The result is that many defined benefit funds (and defined contribution pension funds) have been considering allowing pensioners to buy pensions (annuities) from life assurance companies.
But until recently, the process has been dogged by regulations. Any transfer from one fund to another required approval from the Financial Services Board (FSB), under what was called Section 14. The process could be drawn out affecting the durability of quotations from life assurance companies whose annuity quotations are normally only valid for two weeks.
This requirement has now been dropped for the purchase of outside annuities.
Section 14 has also been simplified to permit funds which have already had approval to transfer a member from one fund to another, to transfer any additional outstanding amounts, such as a surplus distribution, without making a further application.
There has been concern about whether there is still a remaining responsibility from the defined benefit fund to guarantee a pension after a member has bought an annuity outside the fund.
The FSB has now set down requirements for rules of funds wishing to allow pensioners to seek their pensions outside the fund. These rule changes apply to both defined benefit and defined contribution pension funds, which provide the pensions for members.
If you are a pensioner, it is in your own interests to ensure you know the details of these rules.
Jeremy Andrew, chief actuary at the FSB, says that even with acceptable rule changes, there is still some uncertainty about whether the fund (and ultimately, I suppose, the employer) is still the final guarantor of the pension. Under current circumstances, only a court would be able to decide whether this is the case.
Andrew says, however, that amendments are currently being drafted to put it beyond doubt that a fund will be absolved of liability.
There are a number of rules that the FSB will require funds to adopt in allowing pensioners to buy annuities from life assurance companies. Among these fund rules are:
* Fund membership will cease and the fund will have no further obligation to the member once the pension has been purchased;
* No annuity can be purchased that would exclude a current beneficiary, such as a spouse, from receiving a pension; and
* You should be given a choice of annuities, but there should be a minimum guarantee period and a provision for subsequent increases in the pension.
The funds will also have to state exactly how they arrive at the capital amount used to buy a pension from an assurance company.
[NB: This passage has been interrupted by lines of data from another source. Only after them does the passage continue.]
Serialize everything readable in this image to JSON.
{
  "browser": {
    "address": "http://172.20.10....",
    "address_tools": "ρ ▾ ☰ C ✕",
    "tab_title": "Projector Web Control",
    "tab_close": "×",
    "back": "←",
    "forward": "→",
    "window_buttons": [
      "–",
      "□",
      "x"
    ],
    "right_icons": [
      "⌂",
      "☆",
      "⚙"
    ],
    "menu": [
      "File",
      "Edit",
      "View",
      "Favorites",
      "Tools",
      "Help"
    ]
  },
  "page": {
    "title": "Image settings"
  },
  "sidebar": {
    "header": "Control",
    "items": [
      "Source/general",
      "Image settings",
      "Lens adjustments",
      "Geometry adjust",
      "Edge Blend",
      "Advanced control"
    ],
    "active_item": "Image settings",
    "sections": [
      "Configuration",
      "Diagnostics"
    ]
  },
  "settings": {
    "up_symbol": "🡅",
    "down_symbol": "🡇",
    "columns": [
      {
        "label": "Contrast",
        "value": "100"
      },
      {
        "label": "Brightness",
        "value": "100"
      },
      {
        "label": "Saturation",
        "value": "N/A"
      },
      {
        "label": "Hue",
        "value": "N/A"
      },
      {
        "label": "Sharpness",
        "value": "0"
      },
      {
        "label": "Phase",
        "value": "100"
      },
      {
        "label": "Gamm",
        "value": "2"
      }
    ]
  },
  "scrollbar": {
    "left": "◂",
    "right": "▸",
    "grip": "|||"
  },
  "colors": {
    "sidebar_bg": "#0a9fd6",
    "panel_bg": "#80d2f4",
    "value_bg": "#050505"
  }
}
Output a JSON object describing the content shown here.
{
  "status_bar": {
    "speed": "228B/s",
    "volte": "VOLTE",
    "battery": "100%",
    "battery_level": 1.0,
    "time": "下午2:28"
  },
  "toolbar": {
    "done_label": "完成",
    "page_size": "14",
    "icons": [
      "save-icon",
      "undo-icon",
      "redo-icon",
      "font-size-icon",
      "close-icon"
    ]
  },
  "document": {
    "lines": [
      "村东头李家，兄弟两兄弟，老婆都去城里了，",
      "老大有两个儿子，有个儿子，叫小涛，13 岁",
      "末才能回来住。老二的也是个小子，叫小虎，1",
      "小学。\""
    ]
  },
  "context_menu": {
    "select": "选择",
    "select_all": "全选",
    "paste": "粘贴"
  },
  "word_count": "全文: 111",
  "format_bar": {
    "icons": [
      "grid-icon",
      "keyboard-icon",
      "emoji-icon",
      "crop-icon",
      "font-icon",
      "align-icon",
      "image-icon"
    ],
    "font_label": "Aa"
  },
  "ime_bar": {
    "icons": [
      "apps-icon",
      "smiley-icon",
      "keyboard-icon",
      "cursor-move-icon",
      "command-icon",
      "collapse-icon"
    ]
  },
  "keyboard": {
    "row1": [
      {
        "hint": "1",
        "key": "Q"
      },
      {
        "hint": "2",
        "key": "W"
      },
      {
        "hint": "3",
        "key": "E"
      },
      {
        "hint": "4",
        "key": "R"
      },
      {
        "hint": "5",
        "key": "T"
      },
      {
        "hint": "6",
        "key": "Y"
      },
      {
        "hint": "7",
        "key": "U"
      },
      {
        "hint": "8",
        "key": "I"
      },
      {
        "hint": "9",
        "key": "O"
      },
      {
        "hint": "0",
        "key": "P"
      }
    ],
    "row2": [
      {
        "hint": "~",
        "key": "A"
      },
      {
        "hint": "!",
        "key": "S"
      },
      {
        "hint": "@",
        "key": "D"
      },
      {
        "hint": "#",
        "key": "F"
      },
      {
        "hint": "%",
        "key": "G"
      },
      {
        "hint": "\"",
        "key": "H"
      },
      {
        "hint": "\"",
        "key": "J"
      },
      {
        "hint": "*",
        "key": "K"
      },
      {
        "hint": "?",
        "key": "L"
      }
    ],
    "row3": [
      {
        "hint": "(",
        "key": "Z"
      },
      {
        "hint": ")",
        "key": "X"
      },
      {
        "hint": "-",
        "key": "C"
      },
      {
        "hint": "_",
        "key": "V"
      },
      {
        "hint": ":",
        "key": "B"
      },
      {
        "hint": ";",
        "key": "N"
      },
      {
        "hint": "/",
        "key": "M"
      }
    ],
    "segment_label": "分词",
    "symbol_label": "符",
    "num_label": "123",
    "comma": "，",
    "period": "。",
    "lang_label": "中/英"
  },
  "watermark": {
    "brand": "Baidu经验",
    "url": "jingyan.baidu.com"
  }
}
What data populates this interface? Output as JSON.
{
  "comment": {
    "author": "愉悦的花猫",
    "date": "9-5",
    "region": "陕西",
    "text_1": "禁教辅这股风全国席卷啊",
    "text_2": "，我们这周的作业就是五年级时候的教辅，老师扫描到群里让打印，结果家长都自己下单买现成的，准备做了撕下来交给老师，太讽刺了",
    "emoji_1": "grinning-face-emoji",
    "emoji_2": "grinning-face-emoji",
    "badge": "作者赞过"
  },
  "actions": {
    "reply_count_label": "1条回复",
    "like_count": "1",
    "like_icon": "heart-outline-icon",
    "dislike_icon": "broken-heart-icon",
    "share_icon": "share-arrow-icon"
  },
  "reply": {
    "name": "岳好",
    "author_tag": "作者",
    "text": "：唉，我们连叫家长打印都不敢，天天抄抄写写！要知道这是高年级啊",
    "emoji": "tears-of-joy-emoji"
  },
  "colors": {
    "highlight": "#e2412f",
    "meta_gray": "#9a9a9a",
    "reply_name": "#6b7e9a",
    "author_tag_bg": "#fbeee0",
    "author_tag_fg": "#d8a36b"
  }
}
For a defined benefit fund, the fund will either have to pay out a minimum of your actuarial reserve, which must be calculated on the same basis as the previous actuarial calculation, is to ensure the basis is not changed so that you receive less; or the annuity policy purchased must provide the same level of benefits that you currently receive.
For defined contribution fund pensioners, you must receive at least the full value of your individual account (your accumulated retirement savings that remain).
A few extra words of advice.
* There are many different types of annuities; and
* Costs and commissions. Ensure your fund helps you by negotiating packages for groups of members, reducing both costs and, particularly, some of the commissions currently being paid out. I understand the recent transfer of Johannesburg City Council pensioners saw a commission of R2,8 million being paid out!